Martin Brody
Isabel Roberts' Diaries: An Account of a Cold War Villa
2022-2023 (March-April)
Biography
Martin Brody is Catherine Mills Davis Professor Emeritus at Wellesley College. He served as composer in residence at the American Academy in Rome in 2001-2 and as Andrew Heiskell Arts Director of the Academy from 2007 to 2010. As a composer, he has received grants and awards from the American Academy of Arts and Letters, the Fromm Foundation, Guggenheim Foundation, and the National Endowment for the Arts, among others. He has also served as resident composer at the Bogliasco Foundation and La Mortella. He has written extensively about modern music during the Cold War, with special emphasis on the music of Milton Babbitt, Elliott Carter, and Stefan Wolpe. He is currently President of the Stefan Wolpe Society, Director of One Landscape—an arts and conservation organization—and a trustee of the American Academy in Rome.
Project Summary
On New Year’s Day 1953, Isabel Roberts, wife of the first post-war Director of the American Academy in Rome began to keep a diary. For seven years, she methodically recorded a relentless stream of social events: lunches, teas, and dinners, concerts, art exhibitions, receptions, and parties, populated by a moveable feast of artists, composers, literati, scholars, aristocrats, philanthropists, museum directors, journalists, fashion designers, diplomats, politicians, and clergy. She entered the name of each person attending every meal, whether she herself was host or guest, and she often summarized the table talk.
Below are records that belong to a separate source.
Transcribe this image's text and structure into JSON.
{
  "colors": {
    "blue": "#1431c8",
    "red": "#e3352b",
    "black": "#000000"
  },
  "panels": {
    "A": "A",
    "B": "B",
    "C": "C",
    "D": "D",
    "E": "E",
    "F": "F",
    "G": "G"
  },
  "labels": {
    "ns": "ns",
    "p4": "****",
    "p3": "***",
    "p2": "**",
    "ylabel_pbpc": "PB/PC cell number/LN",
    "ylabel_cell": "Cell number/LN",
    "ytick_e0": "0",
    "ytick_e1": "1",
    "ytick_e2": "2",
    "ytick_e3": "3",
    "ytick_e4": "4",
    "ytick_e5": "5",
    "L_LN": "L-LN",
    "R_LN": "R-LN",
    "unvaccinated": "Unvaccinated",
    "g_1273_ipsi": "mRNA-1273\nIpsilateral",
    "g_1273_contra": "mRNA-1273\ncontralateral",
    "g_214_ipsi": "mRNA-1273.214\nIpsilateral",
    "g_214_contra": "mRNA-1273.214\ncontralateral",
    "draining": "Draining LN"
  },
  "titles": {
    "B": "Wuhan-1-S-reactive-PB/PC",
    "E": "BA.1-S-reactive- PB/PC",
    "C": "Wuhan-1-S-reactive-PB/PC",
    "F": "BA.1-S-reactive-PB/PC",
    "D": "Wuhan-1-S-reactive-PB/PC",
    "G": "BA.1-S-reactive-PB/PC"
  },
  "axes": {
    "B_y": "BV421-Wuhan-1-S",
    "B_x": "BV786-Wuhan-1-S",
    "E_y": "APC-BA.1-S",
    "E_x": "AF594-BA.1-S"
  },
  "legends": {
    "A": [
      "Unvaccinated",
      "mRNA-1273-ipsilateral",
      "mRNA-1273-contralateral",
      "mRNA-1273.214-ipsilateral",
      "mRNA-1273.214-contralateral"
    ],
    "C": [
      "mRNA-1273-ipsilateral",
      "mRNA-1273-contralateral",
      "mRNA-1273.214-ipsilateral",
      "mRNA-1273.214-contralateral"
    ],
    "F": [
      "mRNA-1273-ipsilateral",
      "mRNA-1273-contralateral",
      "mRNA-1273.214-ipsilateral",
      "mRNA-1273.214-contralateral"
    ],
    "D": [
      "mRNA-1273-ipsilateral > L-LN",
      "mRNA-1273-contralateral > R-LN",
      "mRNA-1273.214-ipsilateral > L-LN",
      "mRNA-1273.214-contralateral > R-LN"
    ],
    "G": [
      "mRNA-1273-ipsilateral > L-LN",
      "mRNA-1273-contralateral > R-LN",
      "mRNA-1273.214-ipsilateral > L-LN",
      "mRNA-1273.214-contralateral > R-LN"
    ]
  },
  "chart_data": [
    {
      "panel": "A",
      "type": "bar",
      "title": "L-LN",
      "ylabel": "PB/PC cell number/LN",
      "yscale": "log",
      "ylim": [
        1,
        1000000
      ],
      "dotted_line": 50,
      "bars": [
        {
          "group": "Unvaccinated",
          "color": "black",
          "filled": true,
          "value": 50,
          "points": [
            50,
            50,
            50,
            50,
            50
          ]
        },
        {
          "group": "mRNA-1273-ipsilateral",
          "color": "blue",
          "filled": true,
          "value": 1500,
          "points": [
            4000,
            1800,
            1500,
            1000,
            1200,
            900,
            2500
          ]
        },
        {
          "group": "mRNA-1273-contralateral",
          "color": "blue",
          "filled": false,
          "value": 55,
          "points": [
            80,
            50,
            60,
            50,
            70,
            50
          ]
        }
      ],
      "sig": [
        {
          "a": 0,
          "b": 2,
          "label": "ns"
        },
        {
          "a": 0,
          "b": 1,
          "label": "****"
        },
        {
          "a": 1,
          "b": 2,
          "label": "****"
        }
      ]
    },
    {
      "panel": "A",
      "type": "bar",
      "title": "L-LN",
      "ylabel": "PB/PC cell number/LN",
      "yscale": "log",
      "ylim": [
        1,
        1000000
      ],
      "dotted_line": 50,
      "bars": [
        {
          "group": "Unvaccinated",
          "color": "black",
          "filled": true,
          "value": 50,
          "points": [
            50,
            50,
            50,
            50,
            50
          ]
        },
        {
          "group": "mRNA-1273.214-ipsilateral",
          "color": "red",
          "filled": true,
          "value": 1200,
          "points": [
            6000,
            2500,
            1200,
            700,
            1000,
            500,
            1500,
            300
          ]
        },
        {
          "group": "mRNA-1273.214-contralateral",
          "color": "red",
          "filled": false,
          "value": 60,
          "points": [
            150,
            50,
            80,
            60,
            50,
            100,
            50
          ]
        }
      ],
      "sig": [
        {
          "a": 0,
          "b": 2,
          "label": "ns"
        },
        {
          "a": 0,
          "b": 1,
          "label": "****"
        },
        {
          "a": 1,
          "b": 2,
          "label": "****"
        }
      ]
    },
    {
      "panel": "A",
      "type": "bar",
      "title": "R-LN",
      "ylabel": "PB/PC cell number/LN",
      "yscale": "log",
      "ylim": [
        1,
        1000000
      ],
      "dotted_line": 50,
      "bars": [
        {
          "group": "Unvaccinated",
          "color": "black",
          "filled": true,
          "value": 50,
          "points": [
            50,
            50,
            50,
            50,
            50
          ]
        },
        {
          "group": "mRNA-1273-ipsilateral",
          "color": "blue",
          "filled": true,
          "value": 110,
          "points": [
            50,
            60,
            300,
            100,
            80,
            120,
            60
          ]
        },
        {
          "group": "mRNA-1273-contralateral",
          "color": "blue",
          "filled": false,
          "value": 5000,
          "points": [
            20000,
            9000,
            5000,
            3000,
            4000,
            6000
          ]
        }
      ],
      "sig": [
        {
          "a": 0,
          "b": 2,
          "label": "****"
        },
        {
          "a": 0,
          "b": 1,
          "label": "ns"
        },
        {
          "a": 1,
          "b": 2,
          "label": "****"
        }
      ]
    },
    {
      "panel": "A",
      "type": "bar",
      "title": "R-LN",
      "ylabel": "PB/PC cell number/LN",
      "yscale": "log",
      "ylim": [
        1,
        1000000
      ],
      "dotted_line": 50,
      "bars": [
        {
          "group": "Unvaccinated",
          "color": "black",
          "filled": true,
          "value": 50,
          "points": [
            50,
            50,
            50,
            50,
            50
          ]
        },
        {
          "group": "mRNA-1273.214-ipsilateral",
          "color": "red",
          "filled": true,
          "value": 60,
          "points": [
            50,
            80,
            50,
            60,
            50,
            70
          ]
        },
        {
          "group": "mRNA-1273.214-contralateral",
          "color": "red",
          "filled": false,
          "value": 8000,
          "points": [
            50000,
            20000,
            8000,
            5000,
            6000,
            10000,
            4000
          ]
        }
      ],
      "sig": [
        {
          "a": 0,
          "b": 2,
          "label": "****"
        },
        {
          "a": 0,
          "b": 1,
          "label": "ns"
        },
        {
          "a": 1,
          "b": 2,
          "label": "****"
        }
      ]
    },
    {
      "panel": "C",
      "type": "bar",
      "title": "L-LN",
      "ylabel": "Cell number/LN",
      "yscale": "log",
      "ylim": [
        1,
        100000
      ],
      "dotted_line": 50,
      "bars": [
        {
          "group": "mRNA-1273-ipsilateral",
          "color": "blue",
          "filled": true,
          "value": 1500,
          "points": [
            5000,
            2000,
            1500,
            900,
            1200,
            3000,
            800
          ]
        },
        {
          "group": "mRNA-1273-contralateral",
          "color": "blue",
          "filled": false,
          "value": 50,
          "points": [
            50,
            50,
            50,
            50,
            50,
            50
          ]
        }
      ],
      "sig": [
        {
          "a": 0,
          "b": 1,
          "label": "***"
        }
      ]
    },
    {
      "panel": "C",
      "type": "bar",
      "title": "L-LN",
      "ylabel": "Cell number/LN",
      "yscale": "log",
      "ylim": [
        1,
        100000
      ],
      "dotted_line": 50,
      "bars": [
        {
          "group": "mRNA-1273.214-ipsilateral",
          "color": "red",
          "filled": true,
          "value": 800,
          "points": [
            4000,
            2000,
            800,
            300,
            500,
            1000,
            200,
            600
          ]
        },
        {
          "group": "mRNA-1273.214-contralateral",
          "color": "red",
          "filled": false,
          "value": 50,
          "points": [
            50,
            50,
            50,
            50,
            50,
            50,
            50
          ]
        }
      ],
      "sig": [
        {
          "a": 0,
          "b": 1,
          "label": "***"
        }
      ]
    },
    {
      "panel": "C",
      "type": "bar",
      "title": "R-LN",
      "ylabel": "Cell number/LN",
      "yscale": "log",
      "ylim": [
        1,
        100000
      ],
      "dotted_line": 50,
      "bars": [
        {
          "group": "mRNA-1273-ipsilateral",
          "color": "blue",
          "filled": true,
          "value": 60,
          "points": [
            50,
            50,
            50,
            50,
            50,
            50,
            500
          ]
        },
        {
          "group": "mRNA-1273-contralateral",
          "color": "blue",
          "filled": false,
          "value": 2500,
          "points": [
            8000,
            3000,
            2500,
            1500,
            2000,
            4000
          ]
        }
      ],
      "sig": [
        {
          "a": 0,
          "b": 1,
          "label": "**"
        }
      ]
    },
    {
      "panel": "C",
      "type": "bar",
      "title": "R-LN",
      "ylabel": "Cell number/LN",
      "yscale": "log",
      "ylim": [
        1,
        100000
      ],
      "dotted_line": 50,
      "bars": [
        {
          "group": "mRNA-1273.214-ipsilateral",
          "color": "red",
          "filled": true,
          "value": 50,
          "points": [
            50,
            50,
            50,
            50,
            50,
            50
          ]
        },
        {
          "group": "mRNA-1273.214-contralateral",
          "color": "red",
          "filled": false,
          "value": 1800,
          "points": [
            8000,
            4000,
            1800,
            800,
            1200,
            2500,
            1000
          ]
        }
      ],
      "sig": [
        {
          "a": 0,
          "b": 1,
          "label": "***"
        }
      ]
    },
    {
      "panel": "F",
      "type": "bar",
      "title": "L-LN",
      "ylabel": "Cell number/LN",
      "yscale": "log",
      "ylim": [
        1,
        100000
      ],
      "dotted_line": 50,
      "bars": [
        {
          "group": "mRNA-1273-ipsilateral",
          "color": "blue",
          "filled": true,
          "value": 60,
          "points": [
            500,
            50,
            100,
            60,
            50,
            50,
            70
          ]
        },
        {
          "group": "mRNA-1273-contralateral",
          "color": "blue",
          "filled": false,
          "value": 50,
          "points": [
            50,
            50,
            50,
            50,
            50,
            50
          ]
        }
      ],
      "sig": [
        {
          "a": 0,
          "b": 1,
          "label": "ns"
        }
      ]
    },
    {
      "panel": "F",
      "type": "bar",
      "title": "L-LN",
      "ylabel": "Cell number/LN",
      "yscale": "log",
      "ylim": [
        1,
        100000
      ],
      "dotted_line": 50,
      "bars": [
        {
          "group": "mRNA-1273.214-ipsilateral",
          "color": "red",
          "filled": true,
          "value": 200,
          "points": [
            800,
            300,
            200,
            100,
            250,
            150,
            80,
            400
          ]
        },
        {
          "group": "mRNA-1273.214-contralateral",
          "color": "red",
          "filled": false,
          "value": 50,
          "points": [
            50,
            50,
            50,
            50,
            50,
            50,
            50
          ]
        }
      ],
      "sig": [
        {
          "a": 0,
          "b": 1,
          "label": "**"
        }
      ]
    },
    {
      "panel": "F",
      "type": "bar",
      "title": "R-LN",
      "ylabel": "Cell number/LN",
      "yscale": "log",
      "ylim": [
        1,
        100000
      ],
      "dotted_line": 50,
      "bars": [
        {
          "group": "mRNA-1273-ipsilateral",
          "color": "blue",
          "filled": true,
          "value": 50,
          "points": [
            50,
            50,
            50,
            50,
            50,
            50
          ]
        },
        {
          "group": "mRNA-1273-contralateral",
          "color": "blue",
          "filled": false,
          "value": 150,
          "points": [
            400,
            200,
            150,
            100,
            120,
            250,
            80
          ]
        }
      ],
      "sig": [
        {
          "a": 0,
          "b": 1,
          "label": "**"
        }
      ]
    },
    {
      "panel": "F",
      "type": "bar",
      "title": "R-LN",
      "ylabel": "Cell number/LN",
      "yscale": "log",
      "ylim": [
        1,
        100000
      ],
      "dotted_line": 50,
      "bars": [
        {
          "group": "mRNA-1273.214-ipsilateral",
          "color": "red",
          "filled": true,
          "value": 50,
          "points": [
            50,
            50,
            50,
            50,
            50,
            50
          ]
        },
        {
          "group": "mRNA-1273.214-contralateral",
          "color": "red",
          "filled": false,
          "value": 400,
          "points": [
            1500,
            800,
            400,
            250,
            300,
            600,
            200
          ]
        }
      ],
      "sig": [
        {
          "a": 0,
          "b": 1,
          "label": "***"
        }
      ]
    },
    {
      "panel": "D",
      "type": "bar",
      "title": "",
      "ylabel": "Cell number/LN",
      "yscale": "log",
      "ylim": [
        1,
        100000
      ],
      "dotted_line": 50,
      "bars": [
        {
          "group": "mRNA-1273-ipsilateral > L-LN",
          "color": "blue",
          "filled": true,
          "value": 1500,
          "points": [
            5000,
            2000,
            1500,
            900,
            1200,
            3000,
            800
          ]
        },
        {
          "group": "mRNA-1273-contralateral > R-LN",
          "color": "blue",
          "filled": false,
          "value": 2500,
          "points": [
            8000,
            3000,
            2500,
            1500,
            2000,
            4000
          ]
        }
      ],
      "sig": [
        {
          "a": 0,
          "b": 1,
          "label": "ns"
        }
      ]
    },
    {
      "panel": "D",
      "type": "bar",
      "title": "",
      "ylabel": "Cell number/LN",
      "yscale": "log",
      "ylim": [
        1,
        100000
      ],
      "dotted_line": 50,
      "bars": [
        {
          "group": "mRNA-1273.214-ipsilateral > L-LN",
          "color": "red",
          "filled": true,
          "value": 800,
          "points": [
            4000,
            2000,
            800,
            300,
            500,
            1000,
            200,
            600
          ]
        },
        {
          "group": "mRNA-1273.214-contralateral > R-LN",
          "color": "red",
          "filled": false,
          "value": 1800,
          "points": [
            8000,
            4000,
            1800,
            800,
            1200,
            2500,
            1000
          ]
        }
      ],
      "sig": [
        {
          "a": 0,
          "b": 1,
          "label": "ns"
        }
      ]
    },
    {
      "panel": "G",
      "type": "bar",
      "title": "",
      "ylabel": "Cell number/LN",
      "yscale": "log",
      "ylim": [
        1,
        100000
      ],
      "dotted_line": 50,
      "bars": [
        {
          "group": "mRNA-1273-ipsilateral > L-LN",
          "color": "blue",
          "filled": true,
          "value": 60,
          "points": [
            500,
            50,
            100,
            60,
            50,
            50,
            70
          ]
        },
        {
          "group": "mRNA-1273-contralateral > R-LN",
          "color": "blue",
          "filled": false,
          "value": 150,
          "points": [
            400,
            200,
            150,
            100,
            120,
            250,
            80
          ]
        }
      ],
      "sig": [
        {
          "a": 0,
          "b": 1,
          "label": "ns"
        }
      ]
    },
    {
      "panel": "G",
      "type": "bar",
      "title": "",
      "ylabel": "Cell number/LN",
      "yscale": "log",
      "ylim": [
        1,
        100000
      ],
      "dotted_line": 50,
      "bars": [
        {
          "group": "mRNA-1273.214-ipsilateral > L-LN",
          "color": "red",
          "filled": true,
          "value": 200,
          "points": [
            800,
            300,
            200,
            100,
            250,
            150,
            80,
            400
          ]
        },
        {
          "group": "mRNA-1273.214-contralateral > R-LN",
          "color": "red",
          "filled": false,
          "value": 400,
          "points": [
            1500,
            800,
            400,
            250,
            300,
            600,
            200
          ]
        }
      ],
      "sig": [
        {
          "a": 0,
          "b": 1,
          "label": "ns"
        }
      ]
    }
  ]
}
Beginning in 1954, she kept a separate “Legenda Romana,” noting the table arrangements and menus of the meals she hosted at her home. Her diaries, letters, and photographs are now part of the Laurance P. and Isabel S. Roberts collection at I Tatti. Roberts thus recorded the activities at a unique site of transatlantic cultural mediation: a Cold War villa. Under her watchful eye, the Academy’s 17th century Villa Aurelia sheltered an incongruous cast of characters in the story of the Pax Americana. I’m particularly interested in two kinds of figures that mingled in this Cold War villa: the patrician aesthete at rest and the Cold War bureaucrat at work. The forms of sociability they practiced in the Cold War villa register the dynamism of the values involved in fortifying transatlantic hegemony.